A group of Antarctic-bound expeditioners have traded in their hi-vis for hospital scrubs over a fortnight of unique surgical training.
The lay surgical assistant (LSA) course is a world-leading program, designed to upskill tradespeople to support Australia’s Antarctic station doctors in the event of a medical emergency.
Course convenor and specialist anaesthetist Dr Chris Wilde said the program was held twice a year.
“It’s a two-week course with eight participants, where we take expeditioners and train them up to be anaesthetic assistants and surgical assistants,” Dr Wilde said.
“The Australia Antarctic Division operates with just one doctor on each station over winter, and if surgery is required, there are trained assistants from the expedition crew to assist the doctor to give an anaesthetic, conduct surgery, and safely wake up the patient at the end.”
The course culminates with a mock scenario in an operating theatre at the Royal Hobart Hospital.
“We have a whole day of simulation where they use their new skills and we run through anaesthetising and operating, on the ‘patient’ who has appendicitis,” Dr Wilde said.
Casey research station summer Doctor Jan Wallace said the day was a good chance for the team to work together before going south.
“It was a very impressive performance from all the teams.

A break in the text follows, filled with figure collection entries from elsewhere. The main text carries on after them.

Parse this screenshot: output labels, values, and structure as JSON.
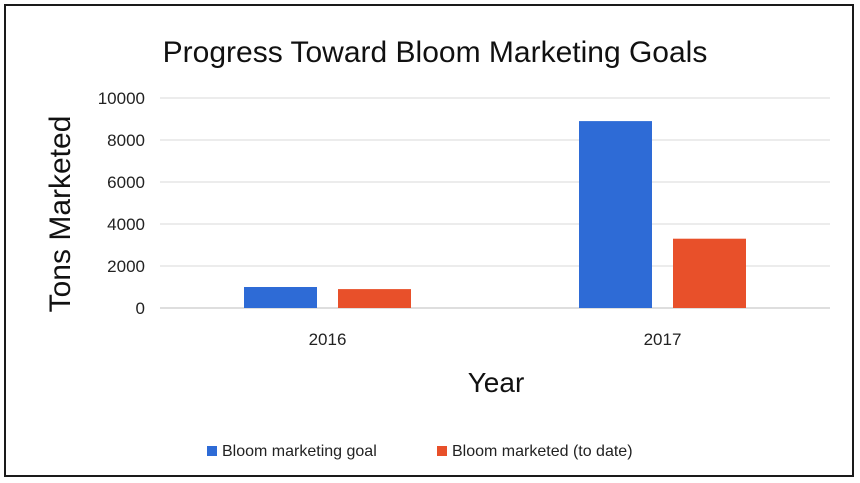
{
  "chart_data": {
    "type": "bar",
    "title": "Progress Toward Bloom Marketing Goals",
    "xlabel": "Year",
    "ylabel": "Tons Marketed",
    "categories": [
      "2016",
      "2017"
    ],
    "ylim": [
      0,
      10000
    ],
    "yticks": [
      0,
      2000,
      4000,
      6000,
      8000,
      10000
    ],
    "grid": true,
    "legend_position": "bottom",
    "series": [
      {
        "name": "Bloom marketing goal",
        "color": "#2e6bd6",
        "values": [
          1000,
          8900
        ]
      },
      {
        "name": "Bloom marketed (to date)",
        "color": "#e8502a",
        "values": [
          900,
          3300
        ]
      }
    ]
  }
}
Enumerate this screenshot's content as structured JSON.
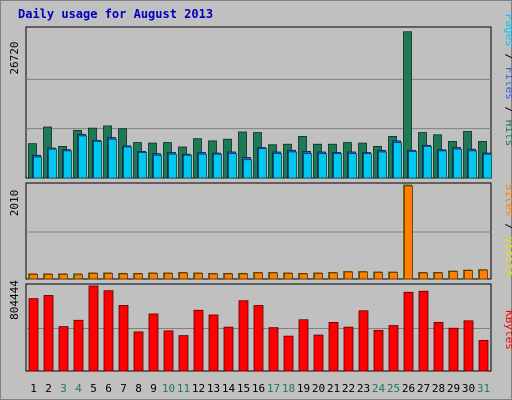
{
  "chart_data": [
    {
      "type": "bar",
      "title": "Daily usage for August 2013",
      "categories": [
        "1",
        "2",
        "3",
        "4",
        "5",
        "6",
        "7",
        "8",
        "9",
        "10",
        "11",
        "12",
        "13",
        "14",
        "15",
        "16",
        "17",
        "18",
        "19",
        "20",
        "21",
        "22",
        "23",
        "24",
        "25",
        "26",
        "27",
        "28",
        "29",
        "30",
        "31"
      ],
      "weekend_days": [
        "3",
        "4",
        "10",
        "11",
        "17",
        "18",
        "24",
        "25",
        "31"
      ],
      "ylabel_parts": [
        "Pages",
        "Files",
        "Hits"
      ],
      "ymax_label": "26720",
      "ylim": [
        0,
        26720
      ],
      "grid": true,
      "series": [
        {
          "name": "Hits",
          "color": "#1e7a55",
          "values": [
            6200,
            9200,
            5700,
            8600,
            9000,
            9400,
            8900,
            6400,
            6300,
            6400,
            5600,
            7100,
            6700,
            7000,
            8300,
            8200,
            6000,
            6100,
            7500,
            6100,
            6100,
            6400,
            6300,
            5700,
            7500,
            26400,
            8200,
            7800,
            6600,
            8400,
            6600
          ]
        },
        {
          "name": "Files",
          "color": "#2e5fd8",
          "values": [
            4100,
            5400,
            5100,
            7900,
            6800,
            7300,
            5800,
            4800,
            4400,
            4600,
            4300,
            4600,
            4500,
            4700,
            3700,
            5500,
            4700,
            5000,
            4800,
            4700,
            4600,
            4700,
            4600,
            5000,
            6700,
            5000,
            5900,
            5100,
            5500,
            5200,
            4500
          ]
        },
        {
          "name": "Pages",
          "color": "#00c8f0",
          "values": [
            3800,
            5200,
            4900,
            7600,
            6600,
            7000,
            5600,
            4600,
            4100,
            4300,
            4100,
            4300,
            4300,
            4400,
            3300,
            5300,
            4400,
            4700,
            4400,
            4400,
            4400,
            4400,
            4400,
            4700,
            6400,
            4800,
            5700,
            4900,
            5200,
            4900,
            4300
          ]
        }
      ]
    },
    {
      "type": "bar",
      "categories": [
        "1",
        "2",
        "3",
        "4",
        "5",
        "6",
        "7",
        "8",
        "9",
        "10",
        "11",
        "12",
        "13",
        "14",
        "15",
        "16",
        "17",
        "18",
        "19",
        "20",
        "21",
        "22",
        "23",
        "24",
        "25",
        "26",
        "27",
        "28",
        "29",
        "30",
        "31"
      ],
      "ylabel_parts": [
        "Sites",
        "Visits"
      ],
      "ymax_label": "2010",
      "ylim": [
        0,
        2010
      ],
      "grid": true,
      "series": [
        {
          "name": "Visits",
          "color": "#e8e000",
          "values": [
            110,
            110,
            110,
            110,
            130,
            130,
            120,
            120,
            130,
            130,
            140,
            130,
            120,
            120,
            120,
            140,
            140,
            130,
            120,
            130,
            140,
            160,
            160,
            150,
            150,
            2010,
            140,
            140,
            170,
            190,
            200
          ]
        },
        {
          "name": "Sites",
          "color": "#ff8000",
          "values": [
            100,
            100,
            100,
            90,
            120,
            120,
            110,
            110,
            120,
            120,
            130,
            120,
            110,
            110,
            110,
            130,
            130,
            120,
            110,
            120,
            130,
            150,
            150,
            140,
            140,
            1990,
            130,
            130,
            160,
            180,
            190
          ]
        }
      ]
    },
    {
      "type": "bar",
      "categories": [
        "1",
        "2",
        "3",
        "4",
        "5",
        "6",
        "7",
        "8",
        "9",
        "10",
        "11",
        "12",
        "13",
        "14",
        "15",
        "16",
        "17",
        "18",
        "19",
        "20",
        "21",
        "22",
        "23",
        "24",
        "25",
        "26",
        "27",
        "28",
        "29",
        "30",
        "31"
      ],
      "ylabel_parts": [
        "KBytes"
      ],
      "ymax_label": "804444",
      "ylim": [
        0,
        804444
      ],
      "grid": true,
      "series": [
        {
          "name": "KBytes",
          "color": "#ff0000",
          "values": [
            685000,
            715000,
            420000,
            480000,
            805000,
            760000,
            620000,
            370000,
            540000,
            380000,
            335000,
            575000,
            530000,
            415000,
            665000,
            620000,
            410000,
            330000,
            485000,
            340000,
            460000,
            415000,
            570000,
            385000,
            430000,
            745000,
            755000,
            460000,
            405000,
            475000,
            290000
          ]
        }
      ]
    }
  ]
}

I’m really happy that I’m going down with such a high level of skill with my LSAs this year,” Dr Wallace said.
Back on the tools
Davis research station plumber Shane Bilston is happy to be back in scrubs.

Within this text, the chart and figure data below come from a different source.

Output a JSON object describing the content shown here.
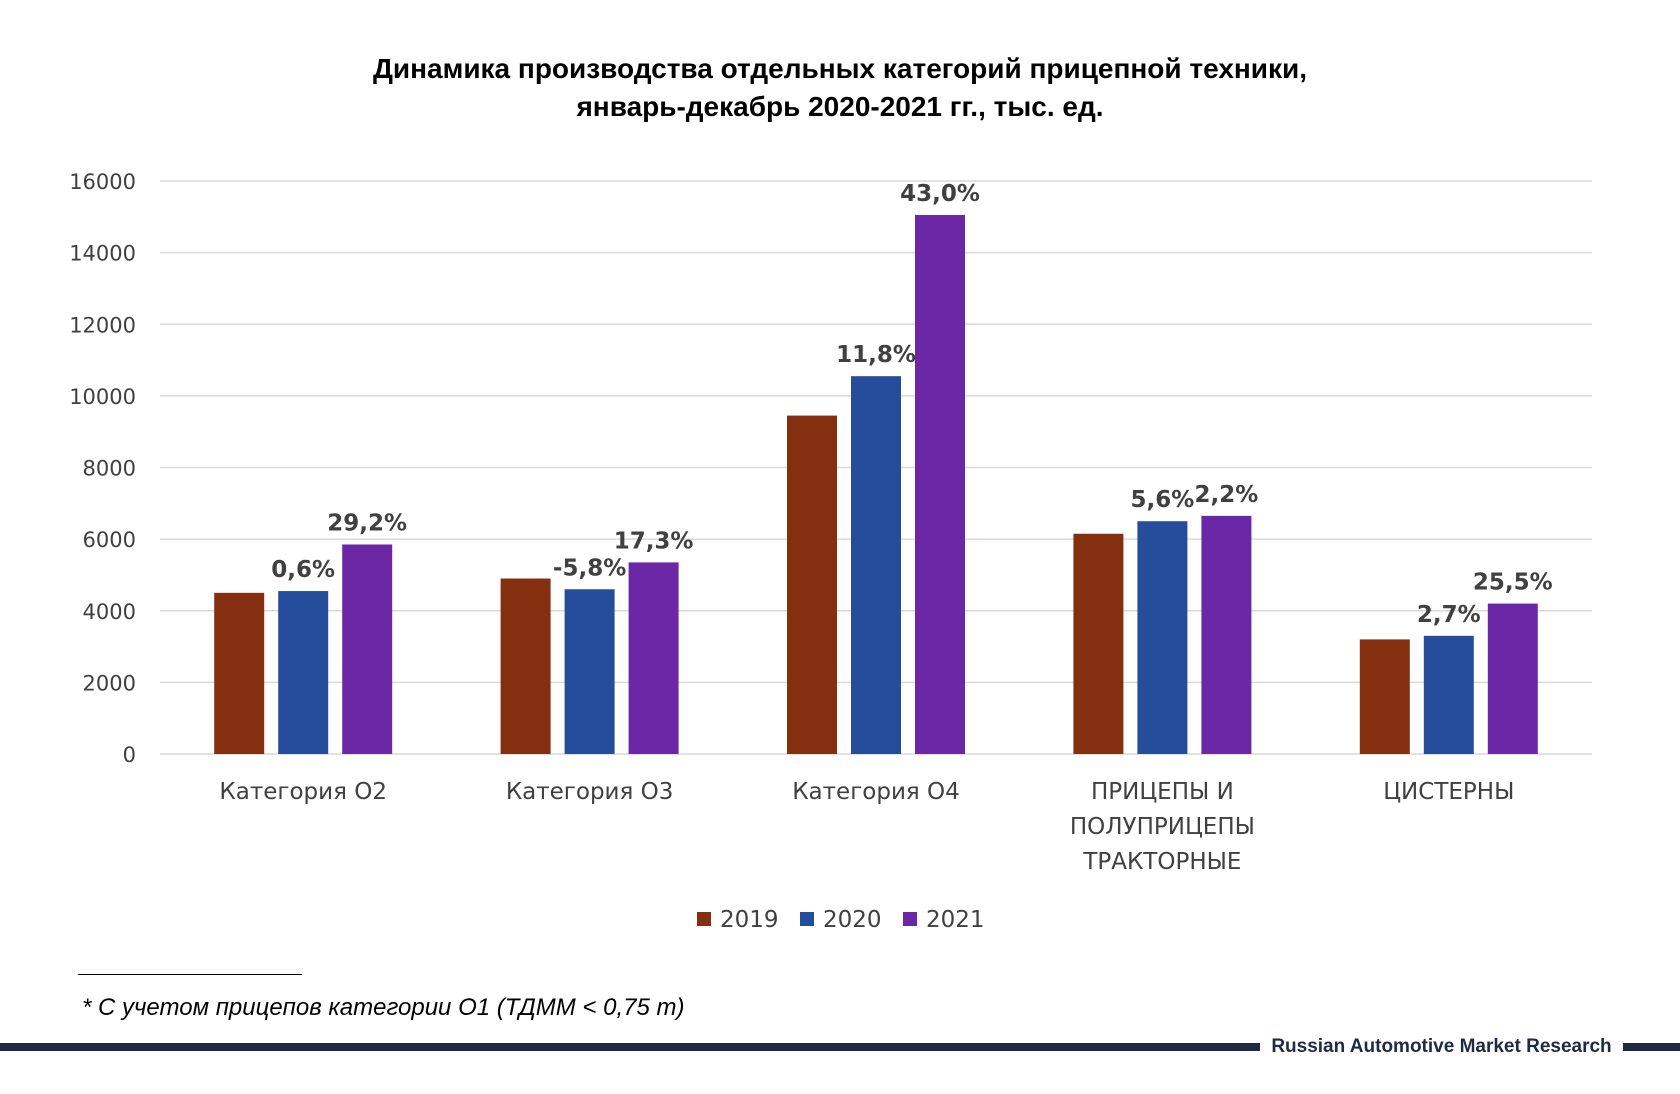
{
  "chart_data": {
    "type": "bar",
    "title_lines": [
      "Динамика производства отдельных категорий прицепной техники,",
      "январь-декабрь 2020-2021 гг., тыс. ед."
    ],
    "categories": [
      [
        "Категория О2"
      ],
      [
        "Категория О3"
      ],
      [
        "Категория О4"
      ],
      [
        "ПРИЦЕПЫ И",
        "ПОЛУПРИЦЕПЫ",
        "ТРАКТОРНЫЕ"
      ],
      [
        "ЦИСТЕРНЫ"
      ]
    ],
    "series": [
      {
        "name": "2019",
        "color": "#843010",
        "values": [
          4500,
          4900,
          9450,
          6150,
          3200
        ],
        "labels": [
          "",
          "",
          "",
          "",
          ""
        ]
      },
      {
        "name": "2020",
        "color": "#254d9c",
        "values": [
          4550,
          4600,
          10550,
          6500,
          3300
        ],
        "labels": [
          "0,6%",
          "-5,8%",
          "11,8%",
          "5,6%",
          "2,7%"
        ]
      },
      {
        "name": "2021",
        "color": "#6b27a6",
        "values": [
          5850,
          5350,
          15050,
          6650,
          4200
        ],
        "labels": [
          "29,2%",
          "17,3%",
          "43,0%",
          "2,2%",
          "25,5%"
        ]
      }
    ],
    "ylim": [
      0,
      16000
    ],
    "yticks": [
      0,
      2000,
      4000,
      6000,
      8000,
      10000,
      12000,
      14000,
      16000
    ],
    "grid": true,
    "legend_position": "bottom"
  },
  "footnote": "* С учетом прицепов категории О1 (ТДММ < 0,75 т)",
  "footer_brand": "Russian Automotive Market Research"
}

“I’ve done it once before. It’s just such a great opportunity and really helpful if something goes wrong,” Mr Bilston said.
He also sees some interesting comparisons with his regular job.
“The body has a circulating system like water, it has a waste system, and it has a ventilation system, all the things that we work on.”
It’s a new experience for Casey plumber Bill Merrick.
“I was approached for the role and I put my hand up straight away. I knew it was a really good role to be involved with and I’ve loved every minute of it. The last two weeks has been absolutely wonderful,” he said.
The LSA course for nearly 40 years and is a partnership between the Australian Antarctic Division, The University of Tasmania and The Tasmanian Health Service, through the Centre for Remote and Maritime Medicine (CARMM).